This document tracks technical hurdles encountered during the development of CanFlow and their respective resolutions.
!!! danger "Issue: 409 Conflict"
When updating the VehicleProducer to include schema validation, a 409 Conflict error was returned by Confluent Cloud.
text Error producing message: Schema being registered is incompatible with an earlier schema for subject "vehicle.telemetry.raw-value"
??? info "Root Cause"
The initial auto-generated schema in Confluent Cloud did not define any fields as required. The updated local schema explicitly added a required: [...] array. Under BACKWARD compatibility rules (the default), adding a required field is considered a breaking change because old producers would produce invalid data according to the new schema.
!!! success "Resolution"
The local JSON schema string was modified to remove the required constraints, matching the loose structure of the Version 1 schema already residing in the Registry.
!!! danger "Issue: ValueError"
The confluent-kafka Python library's JSONDeserializer threw multiple TypeError and ValueError during initialization.
text ValueError: from_dict must be callable with the signature from_dict(dict, SerializationContext) -> object
??? info "Root Cause"
The JSONDeserializer constructor is highly sensitive to positional arguments and the signature of the from_dict hook:
1. It expects a callable for from_dict that accepts exactly two arguments: the dictionary and the SerializationContext.
2. Passing the SchemaRegistryClient as a positional argument was causing it to be misinterpreted as the from_dict hook.
!!! success "Resolution"
1. Defined an explicit helper function dict_to_telemetry(obj, ctx) to satisfy the two-argument requirement.
2. Used explicit keyword arguments during initialization to ensure parameters were mapped correctly.
!!! danger "Issue: Unrecognized Column"
The stream consumer failed to flush data to ClickHouse with the following error:
text ERROR:writer:Failed to flush to ClickHouse: Unrecognized column 'anomaly_reason' in table bronze_telemetry
??? info "Root Cause"
The bronze_telemetry table was previously created with an older schema that did not include the anomaly_reason field. Since the stream/transforms.py pipeline was now producing this field, the ClickHouse INSERT statement failed because the table structure was outdated.
!!! success "Resolution"
The bronze_telemetry table was manually dropped. Upon the next run of the stream/consumer.py, the ClickHouseWriter automatically recreated the table using the up-to-date schema defined in its _ensure_table method.
!!! danger "Issue: Ingestion Hang"
The stream/consumer.py would connect to Kafka and receive messages, but data would never appear in ClickHouse.

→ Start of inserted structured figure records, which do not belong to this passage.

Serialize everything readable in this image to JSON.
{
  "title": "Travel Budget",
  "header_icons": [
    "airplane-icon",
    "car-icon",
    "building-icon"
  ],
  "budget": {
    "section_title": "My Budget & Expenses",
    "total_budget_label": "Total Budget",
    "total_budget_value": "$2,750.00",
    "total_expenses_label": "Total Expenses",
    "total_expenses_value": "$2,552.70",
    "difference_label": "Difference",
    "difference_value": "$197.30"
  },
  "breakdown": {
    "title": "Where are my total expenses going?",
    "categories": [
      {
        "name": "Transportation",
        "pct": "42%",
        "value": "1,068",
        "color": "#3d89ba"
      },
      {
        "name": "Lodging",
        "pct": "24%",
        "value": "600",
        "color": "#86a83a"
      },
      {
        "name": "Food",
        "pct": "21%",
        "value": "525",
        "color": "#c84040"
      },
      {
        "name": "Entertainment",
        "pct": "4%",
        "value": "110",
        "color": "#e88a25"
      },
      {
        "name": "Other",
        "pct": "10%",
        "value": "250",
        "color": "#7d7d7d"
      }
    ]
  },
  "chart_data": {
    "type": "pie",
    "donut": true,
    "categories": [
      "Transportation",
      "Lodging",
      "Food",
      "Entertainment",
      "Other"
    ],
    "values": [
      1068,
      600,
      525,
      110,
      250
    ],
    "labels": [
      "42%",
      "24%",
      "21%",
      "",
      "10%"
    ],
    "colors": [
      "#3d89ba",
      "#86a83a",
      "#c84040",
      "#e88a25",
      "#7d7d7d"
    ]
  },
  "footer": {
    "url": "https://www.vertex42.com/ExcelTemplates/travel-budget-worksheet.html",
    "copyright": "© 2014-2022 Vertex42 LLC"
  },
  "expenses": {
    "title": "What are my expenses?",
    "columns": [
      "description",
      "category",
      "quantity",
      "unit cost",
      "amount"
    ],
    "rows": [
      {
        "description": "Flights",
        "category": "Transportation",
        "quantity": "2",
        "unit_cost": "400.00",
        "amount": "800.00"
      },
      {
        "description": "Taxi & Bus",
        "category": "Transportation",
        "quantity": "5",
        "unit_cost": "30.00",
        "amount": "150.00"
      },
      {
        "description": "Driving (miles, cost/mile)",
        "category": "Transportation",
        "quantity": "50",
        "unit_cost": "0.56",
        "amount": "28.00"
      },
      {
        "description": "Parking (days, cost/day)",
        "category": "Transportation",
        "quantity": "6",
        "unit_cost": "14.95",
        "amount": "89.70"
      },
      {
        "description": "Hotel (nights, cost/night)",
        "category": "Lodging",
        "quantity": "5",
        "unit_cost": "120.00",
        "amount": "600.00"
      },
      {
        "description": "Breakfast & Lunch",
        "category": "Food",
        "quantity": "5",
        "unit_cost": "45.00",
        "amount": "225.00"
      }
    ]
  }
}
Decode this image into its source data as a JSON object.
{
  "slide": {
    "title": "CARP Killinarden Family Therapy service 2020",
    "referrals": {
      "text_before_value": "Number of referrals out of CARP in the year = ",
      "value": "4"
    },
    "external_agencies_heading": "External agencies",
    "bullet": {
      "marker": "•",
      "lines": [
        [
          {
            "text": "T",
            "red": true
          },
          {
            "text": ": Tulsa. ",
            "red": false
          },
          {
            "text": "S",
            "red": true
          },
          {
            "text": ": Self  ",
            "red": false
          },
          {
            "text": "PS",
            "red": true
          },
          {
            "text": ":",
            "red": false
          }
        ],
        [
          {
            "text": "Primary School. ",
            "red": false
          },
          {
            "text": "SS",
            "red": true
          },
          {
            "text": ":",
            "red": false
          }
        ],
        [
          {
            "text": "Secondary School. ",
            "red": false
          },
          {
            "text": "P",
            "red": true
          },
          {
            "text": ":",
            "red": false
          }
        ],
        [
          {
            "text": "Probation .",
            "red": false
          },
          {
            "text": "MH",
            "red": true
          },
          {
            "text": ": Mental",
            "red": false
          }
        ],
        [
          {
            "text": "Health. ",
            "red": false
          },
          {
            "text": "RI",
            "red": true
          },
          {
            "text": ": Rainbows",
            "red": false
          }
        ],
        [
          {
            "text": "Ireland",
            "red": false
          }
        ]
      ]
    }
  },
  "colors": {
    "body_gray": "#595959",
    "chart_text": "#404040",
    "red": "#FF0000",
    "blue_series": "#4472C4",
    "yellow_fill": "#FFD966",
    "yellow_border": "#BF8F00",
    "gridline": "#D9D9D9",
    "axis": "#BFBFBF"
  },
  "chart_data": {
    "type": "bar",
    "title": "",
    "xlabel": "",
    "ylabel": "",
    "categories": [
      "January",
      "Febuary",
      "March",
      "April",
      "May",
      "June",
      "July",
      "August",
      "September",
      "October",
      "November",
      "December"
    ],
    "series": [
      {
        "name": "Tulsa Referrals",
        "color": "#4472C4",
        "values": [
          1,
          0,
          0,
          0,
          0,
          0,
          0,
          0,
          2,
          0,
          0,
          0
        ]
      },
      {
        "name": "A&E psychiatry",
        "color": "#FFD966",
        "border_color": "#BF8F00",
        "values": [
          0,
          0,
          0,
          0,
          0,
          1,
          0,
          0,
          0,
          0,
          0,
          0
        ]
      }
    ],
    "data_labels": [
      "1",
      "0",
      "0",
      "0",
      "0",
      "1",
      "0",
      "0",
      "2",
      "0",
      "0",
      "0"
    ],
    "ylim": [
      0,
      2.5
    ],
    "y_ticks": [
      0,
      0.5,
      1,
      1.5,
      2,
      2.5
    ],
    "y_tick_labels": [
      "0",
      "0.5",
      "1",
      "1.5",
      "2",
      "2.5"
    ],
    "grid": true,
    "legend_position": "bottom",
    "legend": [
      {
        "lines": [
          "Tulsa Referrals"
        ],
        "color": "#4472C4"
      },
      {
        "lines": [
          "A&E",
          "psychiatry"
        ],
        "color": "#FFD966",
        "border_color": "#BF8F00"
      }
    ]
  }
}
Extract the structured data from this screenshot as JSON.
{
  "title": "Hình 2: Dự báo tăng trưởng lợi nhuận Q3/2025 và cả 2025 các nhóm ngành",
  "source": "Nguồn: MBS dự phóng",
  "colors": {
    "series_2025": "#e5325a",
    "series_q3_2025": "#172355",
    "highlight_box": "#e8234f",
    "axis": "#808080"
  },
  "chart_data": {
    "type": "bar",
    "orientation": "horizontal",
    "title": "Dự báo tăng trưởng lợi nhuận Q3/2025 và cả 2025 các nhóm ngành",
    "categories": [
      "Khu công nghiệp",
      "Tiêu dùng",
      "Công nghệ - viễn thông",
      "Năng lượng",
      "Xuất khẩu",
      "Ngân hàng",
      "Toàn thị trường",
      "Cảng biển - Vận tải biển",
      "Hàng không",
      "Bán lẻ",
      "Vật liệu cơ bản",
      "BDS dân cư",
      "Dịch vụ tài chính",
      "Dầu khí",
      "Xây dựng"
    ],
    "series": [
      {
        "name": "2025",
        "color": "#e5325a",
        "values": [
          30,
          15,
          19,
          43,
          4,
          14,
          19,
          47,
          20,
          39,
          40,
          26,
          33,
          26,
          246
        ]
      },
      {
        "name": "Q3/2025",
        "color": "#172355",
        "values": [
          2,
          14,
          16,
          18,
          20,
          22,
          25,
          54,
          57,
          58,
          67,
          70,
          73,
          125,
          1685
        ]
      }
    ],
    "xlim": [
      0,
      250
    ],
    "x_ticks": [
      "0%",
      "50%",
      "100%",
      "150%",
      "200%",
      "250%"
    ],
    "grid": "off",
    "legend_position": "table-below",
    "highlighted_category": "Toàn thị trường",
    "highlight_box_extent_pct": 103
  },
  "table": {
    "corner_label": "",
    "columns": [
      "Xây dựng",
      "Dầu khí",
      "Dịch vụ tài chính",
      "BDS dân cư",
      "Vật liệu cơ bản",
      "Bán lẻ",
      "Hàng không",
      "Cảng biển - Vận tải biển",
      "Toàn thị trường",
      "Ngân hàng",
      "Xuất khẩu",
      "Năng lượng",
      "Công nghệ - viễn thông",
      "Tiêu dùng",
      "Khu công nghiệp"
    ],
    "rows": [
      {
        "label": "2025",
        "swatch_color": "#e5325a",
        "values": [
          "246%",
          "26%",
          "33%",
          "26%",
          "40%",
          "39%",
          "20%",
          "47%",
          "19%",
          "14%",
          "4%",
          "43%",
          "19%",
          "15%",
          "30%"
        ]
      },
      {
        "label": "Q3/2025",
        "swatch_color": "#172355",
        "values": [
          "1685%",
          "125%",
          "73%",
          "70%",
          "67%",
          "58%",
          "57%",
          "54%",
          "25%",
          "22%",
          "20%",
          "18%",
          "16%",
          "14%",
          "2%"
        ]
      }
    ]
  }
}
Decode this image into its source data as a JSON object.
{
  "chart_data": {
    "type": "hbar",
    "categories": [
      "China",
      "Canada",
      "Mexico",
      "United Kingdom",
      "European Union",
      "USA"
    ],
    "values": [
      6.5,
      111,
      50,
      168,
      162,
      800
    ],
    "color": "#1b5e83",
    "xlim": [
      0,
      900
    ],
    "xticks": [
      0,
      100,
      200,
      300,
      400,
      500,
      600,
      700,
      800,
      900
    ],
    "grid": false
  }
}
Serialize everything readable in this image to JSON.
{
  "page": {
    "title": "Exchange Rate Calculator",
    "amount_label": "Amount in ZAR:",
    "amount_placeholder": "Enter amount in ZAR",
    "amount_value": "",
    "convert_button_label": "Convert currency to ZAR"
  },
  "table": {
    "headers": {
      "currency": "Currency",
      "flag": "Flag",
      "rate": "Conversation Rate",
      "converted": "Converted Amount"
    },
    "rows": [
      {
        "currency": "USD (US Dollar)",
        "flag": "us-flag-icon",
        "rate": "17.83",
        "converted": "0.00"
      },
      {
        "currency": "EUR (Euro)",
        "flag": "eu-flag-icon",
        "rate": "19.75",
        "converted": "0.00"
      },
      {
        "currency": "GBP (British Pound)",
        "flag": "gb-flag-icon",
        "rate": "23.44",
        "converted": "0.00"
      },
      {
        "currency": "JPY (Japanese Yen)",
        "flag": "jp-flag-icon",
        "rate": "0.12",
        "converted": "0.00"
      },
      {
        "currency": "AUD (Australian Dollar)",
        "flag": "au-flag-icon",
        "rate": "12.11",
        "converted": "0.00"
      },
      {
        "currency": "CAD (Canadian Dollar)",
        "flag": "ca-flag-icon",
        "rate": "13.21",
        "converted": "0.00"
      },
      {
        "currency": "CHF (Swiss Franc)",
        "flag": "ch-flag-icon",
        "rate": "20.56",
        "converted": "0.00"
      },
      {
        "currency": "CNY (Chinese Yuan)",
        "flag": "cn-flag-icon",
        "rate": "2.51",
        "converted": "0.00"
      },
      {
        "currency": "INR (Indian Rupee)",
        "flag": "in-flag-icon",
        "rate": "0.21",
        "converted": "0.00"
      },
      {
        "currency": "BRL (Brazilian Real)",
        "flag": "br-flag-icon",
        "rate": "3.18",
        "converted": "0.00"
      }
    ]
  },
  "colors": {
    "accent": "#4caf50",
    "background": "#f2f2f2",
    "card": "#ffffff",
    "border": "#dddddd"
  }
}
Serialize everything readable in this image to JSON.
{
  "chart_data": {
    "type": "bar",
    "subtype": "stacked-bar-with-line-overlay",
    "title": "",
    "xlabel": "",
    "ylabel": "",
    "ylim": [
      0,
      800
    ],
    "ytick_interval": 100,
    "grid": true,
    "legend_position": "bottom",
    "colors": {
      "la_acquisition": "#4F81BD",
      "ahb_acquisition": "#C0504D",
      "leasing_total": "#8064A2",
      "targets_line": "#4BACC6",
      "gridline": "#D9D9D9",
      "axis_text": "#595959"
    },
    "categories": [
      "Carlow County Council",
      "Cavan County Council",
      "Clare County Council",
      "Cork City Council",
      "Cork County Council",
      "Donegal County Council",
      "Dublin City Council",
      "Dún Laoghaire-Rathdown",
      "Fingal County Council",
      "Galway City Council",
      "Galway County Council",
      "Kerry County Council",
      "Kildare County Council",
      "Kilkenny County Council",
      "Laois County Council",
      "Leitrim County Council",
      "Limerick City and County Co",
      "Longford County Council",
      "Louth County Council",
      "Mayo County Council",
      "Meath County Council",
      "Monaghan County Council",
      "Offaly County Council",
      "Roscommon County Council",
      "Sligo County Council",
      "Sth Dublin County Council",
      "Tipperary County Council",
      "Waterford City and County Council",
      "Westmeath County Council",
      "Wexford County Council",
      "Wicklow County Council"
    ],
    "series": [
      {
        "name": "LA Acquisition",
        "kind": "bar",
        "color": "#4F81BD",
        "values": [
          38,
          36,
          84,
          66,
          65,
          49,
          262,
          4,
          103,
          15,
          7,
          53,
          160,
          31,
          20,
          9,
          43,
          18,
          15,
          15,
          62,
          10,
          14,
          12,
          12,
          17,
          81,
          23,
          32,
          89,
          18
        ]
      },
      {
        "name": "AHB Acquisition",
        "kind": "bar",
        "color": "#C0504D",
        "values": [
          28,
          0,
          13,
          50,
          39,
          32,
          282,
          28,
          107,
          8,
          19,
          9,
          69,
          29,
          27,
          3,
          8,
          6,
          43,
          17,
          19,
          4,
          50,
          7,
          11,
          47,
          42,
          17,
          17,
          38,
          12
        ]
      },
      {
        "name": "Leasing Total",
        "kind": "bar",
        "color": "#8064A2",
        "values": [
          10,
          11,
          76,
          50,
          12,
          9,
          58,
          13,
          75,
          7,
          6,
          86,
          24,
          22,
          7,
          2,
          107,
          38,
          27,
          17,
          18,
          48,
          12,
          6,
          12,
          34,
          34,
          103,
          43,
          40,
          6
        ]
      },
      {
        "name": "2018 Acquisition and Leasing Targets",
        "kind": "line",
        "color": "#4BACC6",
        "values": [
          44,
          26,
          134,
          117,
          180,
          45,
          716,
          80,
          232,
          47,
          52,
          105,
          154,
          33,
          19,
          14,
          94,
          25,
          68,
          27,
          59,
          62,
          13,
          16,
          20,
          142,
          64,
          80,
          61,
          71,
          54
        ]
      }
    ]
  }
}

The process appeared to hang indefinitely after reaching the buffer threshold.
??? info "Root Cause"
In stream/writer.py, the add() method acquired a standard threading.Lock() and then called self.flush(). The flush() method also attempted to acquire the same lock. Since threading.Lock is non-reentrant, the thread deadlocked itself.
!!! success "Resolution"
The lock type was changed from threading.Lock() to threading.RLock() (Re-entrant Lock). This allows the same thread to acquire the lock multiple times.
!!! danger "Issue: Label Leakage" Retraining the XGBoost model on the newly generated gold layer data resulted in an AUC-ROC score of 0.9998, which is unrealistically high for predictive maintenance.
??? info "Root Cause"
Label Leakage: The target variable (is_at_risk) was derived directly from the health_score calculated in SQL. The features used for training were the exact same variables used in the SQL logic. XGBoost effectively reverse-engineered the SQL thresholds rather than learning latent mechanical patterns.
!!! success "Resolution"
1. Break the direct link: Removed the "cheating" features from the training set.
2. Introduce Environmental Noise: Added variables like ambient_temperature to the simulator.
3. Shift to Complex Signals: Used features that require interpretation, such as rate-of-change (max_coolant_temp_delta) and efficiency ratios (maf / rpm).
!!! danger "Issue: Empty Panels" After setting up the Grafana dashboard, all "Last 1 hour" panels appeared empty even though the simulator and consumer were running.
??? info "Root Cause" Timestamp Mismatch: The simulator was using local system time, while ClickHouse and Grafana default to UTC. This created a 5.5-hour gap, making live data appear to Grafana as being in the future.
!!! success "Resolution"
The simulator's format_telemetry method was updated to use explicit UTC timestamps using datetime.now(timezone.utc).isoformat().
!!! danger "Issue: 400 Connection Error"
Grafana failed to connect to ClickHouse with a 400 error: invalid server host. Either empty or not set.
??? info "Root Cause"
While the url field was provided in the provisioning YAML, the grafana-clickhouse-datasource plugin requires the server and port fields to be explicitly defined within the jsonData block.
!!! success "Resolution"
The clickhouse.yml provisioning file was updated to include both the top-level URL and the explicit jsonData fields (server, port, protocol).